Kluber tosses two perfect frames in debut

March 4th, 2021

TAMPA, Fla. -- The thought came to on the dugout bench on Wednesday evening, after he’d breezed through his prescribed workload in a Grapefruit League contest against the Blue Jays. It was the first time in nearly two years that he’d pitched more than an inning.

Kluber chuckled at the thought, pleased to be moving further away from the injury woes that limited him to 35 2/3 innings for the Indians in 2019 and just one last year for the Rangers. This was vintage Kluber; six up, six down, three strikeouts.

“I feel like it was pretty solid,” Kluber said. “First and foremost, I think it was nice to get out there and face another team. Obviously, it was a bonus that it went well. I just want to get out there and feel the adrenaline of being in a game again.”

Kluber was surgical in a nine-pitch first inning, retiring the side on a groundout, a popout and a four-pitch strikeout of Rowdy Tellez.

“First of all, it was good to see him out there competing in a game after going through the rehab process and all that,” said bench coach Carlos Mendoza. “I thought his pitches were really good; the movement on the cutter, the slider, he threw a couple of changes. That fastball had life.”

In his second inning, Kluber fanned Danny Jansen swinging, induced a Joe Panik groundout and struck out Josh Palacios. He threw 22 pitches, 15 for strikes.
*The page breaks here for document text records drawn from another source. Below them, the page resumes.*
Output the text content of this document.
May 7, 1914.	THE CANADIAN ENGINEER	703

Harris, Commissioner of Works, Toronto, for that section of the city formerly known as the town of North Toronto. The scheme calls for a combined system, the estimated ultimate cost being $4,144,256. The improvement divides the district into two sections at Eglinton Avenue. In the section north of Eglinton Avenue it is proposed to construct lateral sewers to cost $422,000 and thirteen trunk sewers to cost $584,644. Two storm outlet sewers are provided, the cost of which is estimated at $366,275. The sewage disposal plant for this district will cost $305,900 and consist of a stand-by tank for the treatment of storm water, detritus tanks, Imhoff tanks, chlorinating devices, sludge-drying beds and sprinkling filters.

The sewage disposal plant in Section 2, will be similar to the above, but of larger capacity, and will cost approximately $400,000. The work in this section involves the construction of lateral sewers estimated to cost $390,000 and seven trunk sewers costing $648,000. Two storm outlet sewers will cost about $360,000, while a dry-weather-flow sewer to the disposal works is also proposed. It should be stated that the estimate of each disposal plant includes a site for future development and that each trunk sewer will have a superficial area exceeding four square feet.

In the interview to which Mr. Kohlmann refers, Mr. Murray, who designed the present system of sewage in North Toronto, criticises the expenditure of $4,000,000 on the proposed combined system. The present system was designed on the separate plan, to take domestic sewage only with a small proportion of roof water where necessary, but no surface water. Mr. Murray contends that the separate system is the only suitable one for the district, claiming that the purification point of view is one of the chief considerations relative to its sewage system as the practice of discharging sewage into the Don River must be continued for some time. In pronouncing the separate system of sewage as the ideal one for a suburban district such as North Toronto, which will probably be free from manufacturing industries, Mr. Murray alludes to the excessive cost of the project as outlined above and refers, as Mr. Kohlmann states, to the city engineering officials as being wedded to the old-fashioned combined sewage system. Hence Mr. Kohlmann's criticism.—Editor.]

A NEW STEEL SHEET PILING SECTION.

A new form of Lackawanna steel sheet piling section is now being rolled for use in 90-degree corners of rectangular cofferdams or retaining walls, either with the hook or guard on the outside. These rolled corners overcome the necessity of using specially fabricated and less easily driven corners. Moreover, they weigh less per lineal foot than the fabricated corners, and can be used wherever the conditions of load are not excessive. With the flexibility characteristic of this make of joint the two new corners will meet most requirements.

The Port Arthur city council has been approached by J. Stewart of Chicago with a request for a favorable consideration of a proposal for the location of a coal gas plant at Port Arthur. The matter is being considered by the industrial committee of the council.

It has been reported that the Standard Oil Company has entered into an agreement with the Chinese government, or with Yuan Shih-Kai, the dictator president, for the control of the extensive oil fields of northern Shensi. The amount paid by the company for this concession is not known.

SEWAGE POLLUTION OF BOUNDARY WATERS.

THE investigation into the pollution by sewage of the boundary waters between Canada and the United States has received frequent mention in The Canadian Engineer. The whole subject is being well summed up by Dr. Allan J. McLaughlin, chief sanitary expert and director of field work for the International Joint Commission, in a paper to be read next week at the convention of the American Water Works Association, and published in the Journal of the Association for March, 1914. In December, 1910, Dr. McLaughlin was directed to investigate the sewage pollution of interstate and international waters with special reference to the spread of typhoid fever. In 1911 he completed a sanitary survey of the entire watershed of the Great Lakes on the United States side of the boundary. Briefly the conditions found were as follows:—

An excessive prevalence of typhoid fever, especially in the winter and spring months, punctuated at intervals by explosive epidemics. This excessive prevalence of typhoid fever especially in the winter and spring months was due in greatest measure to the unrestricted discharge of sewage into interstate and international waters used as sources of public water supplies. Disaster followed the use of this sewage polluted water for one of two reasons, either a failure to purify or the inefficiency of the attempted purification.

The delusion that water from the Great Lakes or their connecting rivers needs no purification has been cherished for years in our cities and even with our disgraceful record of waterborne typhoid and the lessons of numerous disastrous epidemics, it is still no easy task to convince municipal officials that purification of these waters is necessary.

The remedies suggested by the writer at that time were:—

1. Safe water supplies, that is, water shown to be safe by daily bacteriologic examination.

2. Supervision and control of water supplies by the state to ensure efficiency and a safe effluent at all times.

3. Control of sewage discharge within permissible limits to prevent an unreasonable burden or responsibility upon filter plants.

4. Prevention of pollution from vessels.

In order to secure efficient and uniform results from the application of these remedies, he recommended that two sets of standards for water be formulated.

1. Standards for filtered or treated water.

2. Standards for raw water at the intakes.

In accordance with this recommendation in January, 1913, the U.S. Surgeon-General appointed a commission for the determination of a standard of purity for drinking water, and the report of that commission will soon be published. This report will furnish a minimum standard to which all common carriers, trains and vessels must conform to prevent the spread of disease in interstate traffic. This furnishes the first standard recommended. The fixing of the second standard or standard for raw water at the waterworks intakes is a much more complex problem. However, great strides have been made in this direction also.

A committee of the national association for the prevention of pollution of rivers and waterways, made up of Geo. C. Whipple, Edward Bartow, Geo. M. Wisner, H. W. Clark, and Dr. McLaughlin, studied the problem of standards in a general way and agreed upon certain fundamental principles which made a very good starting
His fastball was clocked between 88 and 91 mph.

“Obviously there’s going to be a point in time where you’re going to have to work out of a jam,” Kluber said. “Physically, I feel like I’m in a good spot. I don’t think that I feel like I’m out there with any thoughts of the injuries or anything I’ve dealt with in the past. In my mind, I’m in a good spot, trying to prepare for the season the best I can.”

All heart
As the Yankees watched Aaron Boone’s recorded video message before Wednesday’s game, hours before the manager had a pacemaker installed at St. Joseph’s Hospital in Tampa, Brett Gardner’s thoughts drifted to a brief interaction with the manager earlier in the week. The puzzle pieces of Boone’s procedure were beginning to fit.
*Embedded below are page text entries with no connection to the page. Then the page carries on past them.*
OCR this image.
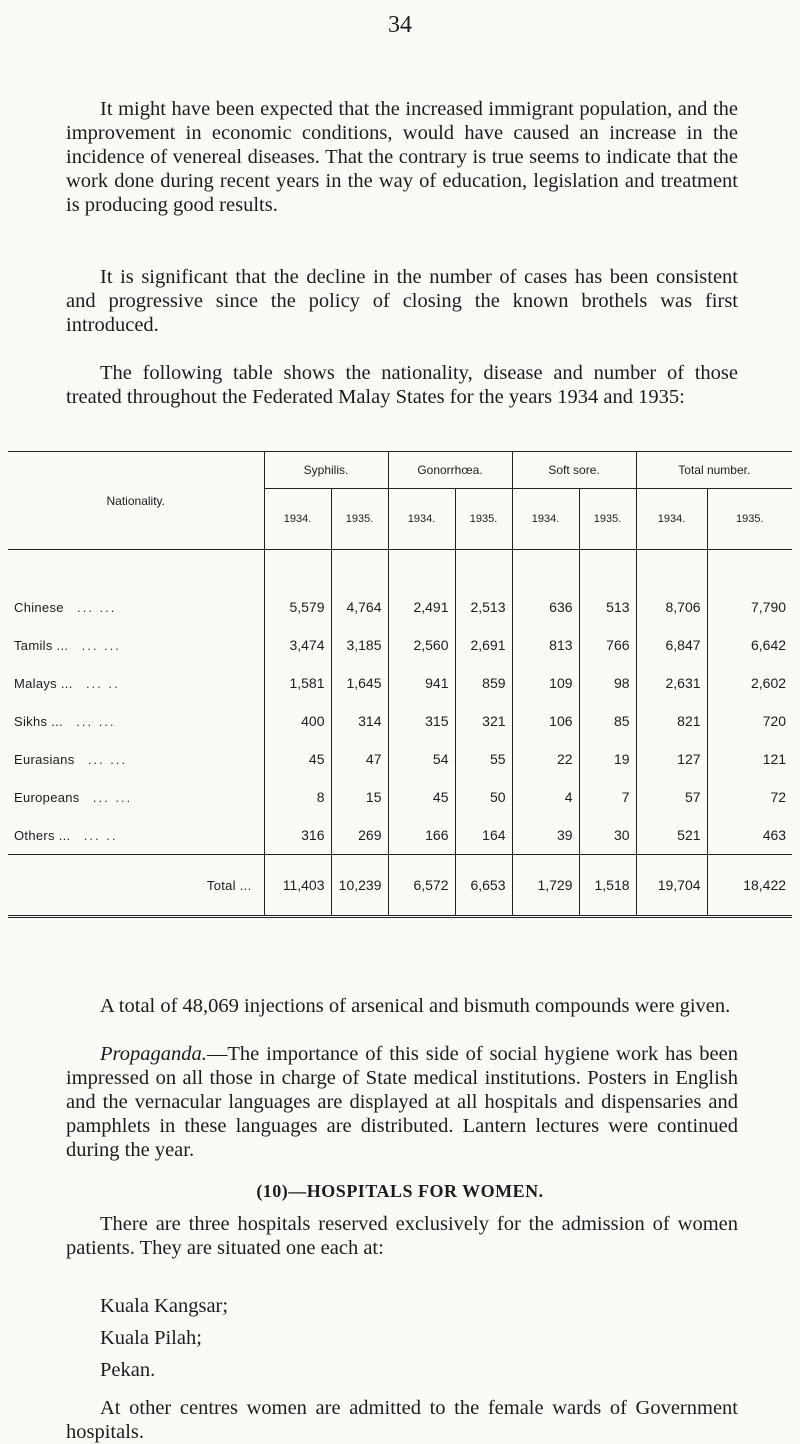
34

It might have been expected that the increased immigrant population, and the improvement in economic conditions, would have caused an increase in the incidence of venereal diseases. That the contrary is true seems to indicate that the work done during recent years in the way of education, legislation and treatment is producing good results.

It is significant that the decline in the number of cases has been consistent and progressive since the policy of closing the known brothels was first introduced.

The following table shows the nationality, disease and number of those treated throughout the Federated Malay States for the years 1934 and 1935:

Nationality.	Syphilis.		Gonorrhœa.		Soft sore.		Total number.	
	1934.	1935.	1934.	1935.	1934.	1935.	1934.	1935.

Chinese  ... ...	5,579	4,764	2,491	2,513	636	513	8,706	7,790
Tamils ...  ... ...	3,474	3,185	2,560	2,691	813	766	6,847	6,642
Malays ...  ... ..	1,581	1,645	941	859	109	98	2,631	2,602
Sikhs ...  ... ...	400	314	315	321	106	85	821	720
Eurasians  ... ...	45	47	54	55	22	19	127	121
Europeans  ... ...	8	15	45	50	4	7	57	72
Others ...  ... ..	316	269	166	164	39	30	521	463
Total ...	11,403	10,239	6,572	6,653	1,729	1,518	19,704	18,422

A total of 48,069 injections of arsenical and bismuth compounds were given.

Propaganda.—The importance of this side of social hygiene work has been impressed on all those in charge of State medical institutions. Posters in English and the vernacular languages are displayed at all hospitals and dispensaries and pamphlets in these languages are distributed. Lantern lectures were continued during the year.

(10)—HOSPITALS FOR WOMEN.

There are three hospitals reserved exclusively for the admission of women patients. They are situated one each at:

Kuala Kangsar;
Kuala Pilah;
Pekan.

At other centres women are admitted to the female wards of Government hospitals.
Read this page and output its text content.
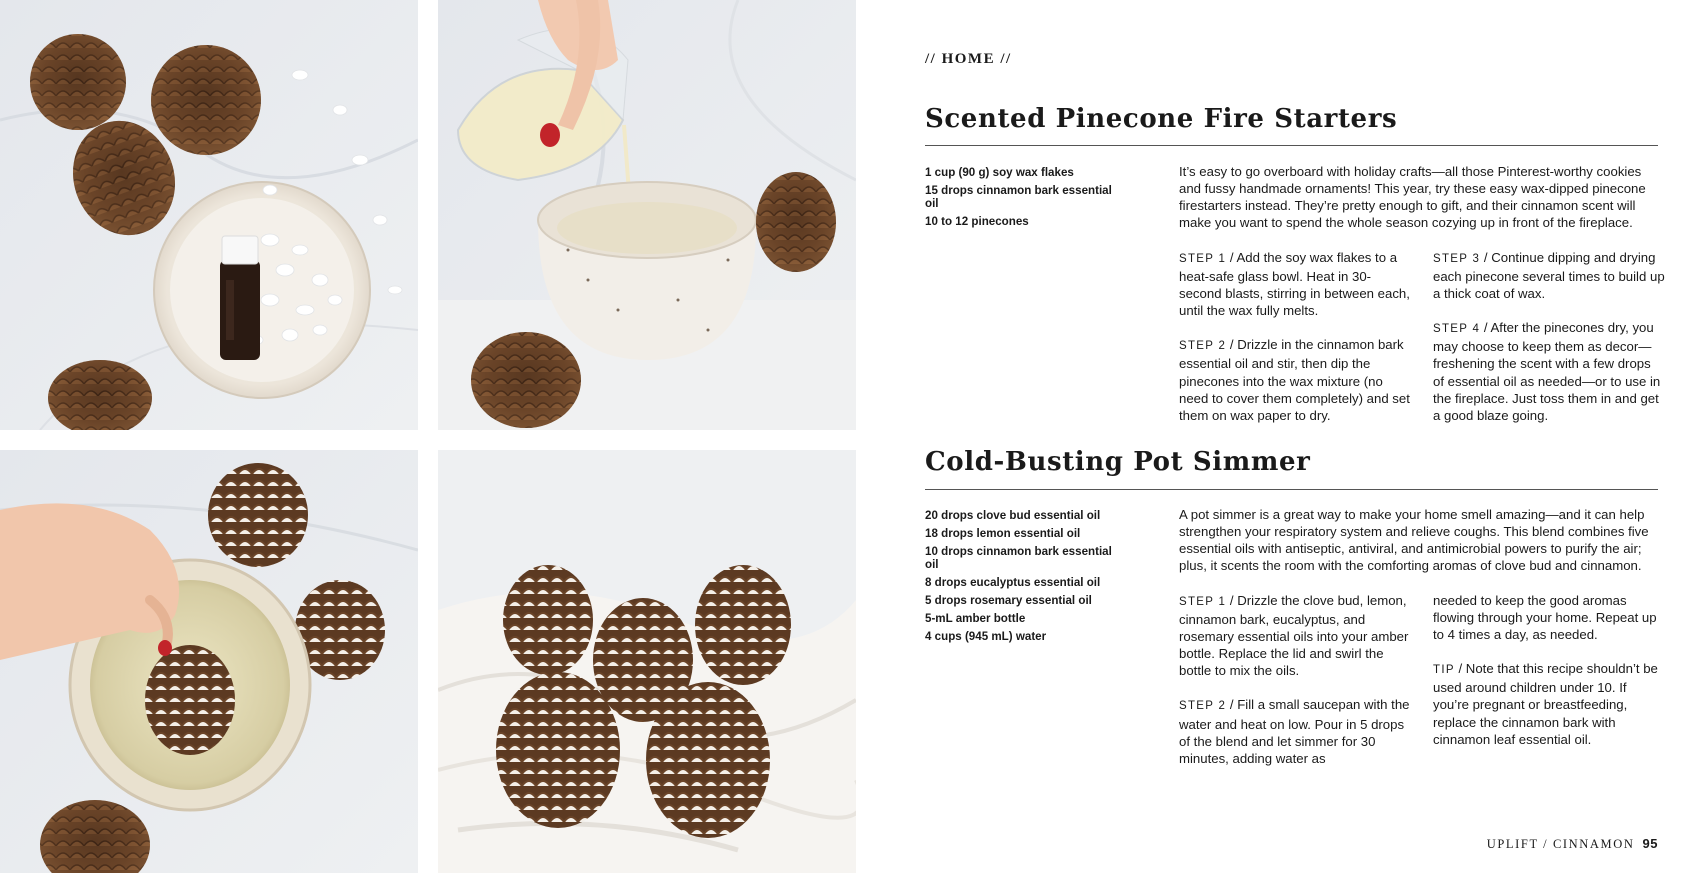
// HOME //
Scented Pinecone Fire Starters
1 cup (90 g) soy wax flakes
15 drops cinnamon bark essential oil
10 to 12 pinecones

It’s easy to go overboard with holiday crafts—all those Pinterest-worthy cookies and fussy handmade ornaments! This year, try these easy wax-dipped pinecone firestarters instead. They’re pretty enough to gift, and their cinnamon scent will make you want to spend the whole season cozying up in front of the fireplace.

STEP 1 / Add the soy wax flakes to a heat-safe glass bowl. Heat in 30-second blasts, stirring in between each, until the wax fully melts.

STEP 2 / Drizzle in the cinnamon bark essential oil and stir, then dip the pinecones into the wax mixture (no need to cover them completely) and set them on wax paper to dry.

STEP 3 / Continue dipping and drying each pinecone several times to build up a thick coat of wax.

STEP 4 / After the pinecones dry, you may choose to keep them as decor—freshening the scent with a few drops of essential oil as needed—or to use in the fireplace. Just toss them in and get a good blaze going.

Cold-Busting Pot Simmer
20 drops clove bud essential oil
18 drops lemon essential oil
10 drops cinnamon bark essential oil
8 drops eucalyptus essential oil
5 drops rosemary essential oil
5-mL amber bottle
4 cups (945 mL) water

A pot simmer is a great way to make your home smell amazing—and it can help strengthen your respiratory system and relieve coughs. This blend combines five essential oils with antiseptic, antiviral, and antimicrobial powers to purify the air; plus, it scents the room with the comforting aromas of clove bud and cinnamon.

STEP 1 / Drizzle the clove bud, lemon, cinnamon bark, eucalyptus, and rosemary essential oils into your amber bottle. Replace the lid and swirl the bottle to mix the oils.

STEP 2 / Fill a small saucepan with the water and heat on low. Pour in 5 drops of the blend and let simmer for 30 minutes, adding water as

needed to keep the good aromas flowing through your home. Repeat up to 4 times a day, as needed.

TIP / Note that this recipe shouldn’t be used around children under 10. If you’re pregnant or breastfeeding, replace the cinnamon bark with cinnamon leaf essential oil.

UPLIFT / CINNAMON 95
“I think it was a shock to most of us,” Gardner said. “He mentioned to me a few days ago that he was tired, just kind of in passing. He asked me how I was doing and I told him I was doing great, my normal self. I asked how he was doing and he mentioned to me that he was a little tired. Looking back on it, that’s one of the reasons he probably wasn’t feeling 100 percent that day.”
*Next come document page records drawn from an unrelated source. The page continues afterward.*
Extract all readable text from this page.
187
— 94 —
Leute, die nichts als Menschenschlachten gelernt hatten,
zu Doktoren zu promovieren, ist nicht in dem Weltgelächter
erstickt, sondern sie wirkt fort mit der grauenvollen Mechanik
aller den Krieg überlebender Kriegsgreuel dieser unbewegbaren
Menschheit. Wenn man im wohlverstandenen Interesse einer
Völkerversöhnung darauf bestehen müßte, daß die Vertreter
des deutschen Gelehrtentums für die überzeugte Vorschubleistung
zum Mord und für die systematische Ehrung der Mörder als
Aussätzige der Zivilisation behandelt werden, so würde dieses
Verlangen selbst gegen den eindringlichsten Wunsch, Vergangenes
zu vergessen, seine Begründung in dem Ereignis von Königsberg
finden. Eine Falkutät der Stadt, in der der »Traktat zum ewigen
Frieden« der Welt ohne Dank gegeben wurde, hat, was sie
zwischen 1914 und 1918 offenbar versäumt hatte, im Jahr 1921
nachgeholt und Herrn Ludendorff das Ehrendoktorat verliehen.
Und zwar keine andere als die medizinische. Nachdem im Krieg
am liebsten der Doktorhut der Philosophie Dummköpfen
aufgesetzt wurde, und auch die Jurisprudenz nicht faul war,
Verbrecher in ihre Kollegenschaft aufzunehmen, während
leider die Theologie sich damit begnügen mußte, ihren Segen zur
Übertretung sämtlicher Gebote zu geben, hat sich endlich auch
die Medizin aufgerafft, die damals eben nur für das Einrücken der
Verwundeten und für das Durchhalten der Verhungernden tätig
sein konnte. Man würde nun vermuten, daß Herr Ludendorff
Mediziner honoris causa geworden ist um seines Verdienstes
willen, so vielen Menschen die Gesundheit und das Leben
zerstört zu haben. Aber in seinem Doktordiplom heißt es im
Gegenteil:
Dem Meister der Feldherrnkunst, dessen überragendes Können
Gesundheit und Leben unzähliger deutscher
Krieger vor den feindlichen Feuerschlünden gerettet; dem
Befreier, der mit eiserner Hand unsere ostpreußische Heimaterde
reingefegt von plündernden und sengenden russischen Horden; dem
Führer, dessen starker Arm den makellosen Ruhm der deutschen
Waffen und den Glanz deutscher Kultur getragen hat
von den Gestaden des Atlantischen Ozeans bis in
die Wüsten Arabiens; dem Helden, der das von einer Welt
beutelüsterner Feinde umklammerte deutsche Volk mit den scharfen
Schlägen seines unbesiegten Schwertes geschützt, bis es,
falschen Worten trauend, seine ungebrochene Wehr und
Yankees first baseman Mike Ford said that the visual of Boone in a hospital bed was surprising, but the subject of his video message was “just to keep working.”

“I don’t think he wanted us worrying about him, and he wanted to be the one to tell us,” Ford said. “It speaks to his character. We’re all there supporting him, and we’re going to do what he said -- keep moving forward. We’ll get him back shortly and the train will keep rolling.”

Right side
Darren O’Day has made 604 appearances for five different franchises, most recently the Braves, and the veteran right-hander is still getting used to seeing a pinstriped Yankees uniform in his locker.

“I had a moment the other day, our first Spring Training game, when we turned the TV on and saw Aaron Judge hitting,” O’Day said. “I’m like, ‘Wow, I’m cheering for him now.’ It’s funny, just having played against this team for so long and having that adjustment here.”

O’Day said that he believes the variety of arm angles and pitch speeds in the Yankees’ bullpen will provide challenges for opposing lineups this season. O’Day followed closer Aroldis Chapman in a live batting practice session on Tuesday and could tell that the velocity change made for a tough hitting environment.

“You can’t really quantify deception, but it’s a valuable tool to have,” O’Day said. “In the season, Chappy would be throwing 100 (mph) and I’d be throwing 85. To put that in perspective, 15 miles an hour off my velocity would be 70 – that wouldn’t even get you looked at. Chap could probably throw 70 miles an hour right-handed. It’s just harder for a hitter to make that timing.”

Bombers bits
Brett Gardner (0-for-1, walk) and Giancarlo Stanton (0-for-2) made their first appearances of the spring on Wednesday.

The Blue Jays requested to play seven full innings, allowing the Yankees to bat in the home half of the seventh despite having already won the game. Robinson Chirinos lifted a pinch-hit homer to make it a 4-1 final.

Up next
The Yankees will be on the road Thursday, visiting the Phillies for a 1:05 p.m. ET contest in Clearwater, Fla. Right-hander Deivi García is set to make his first start of the spring for New York. Left-hander Matt Moore will draw the start for Philadelphia.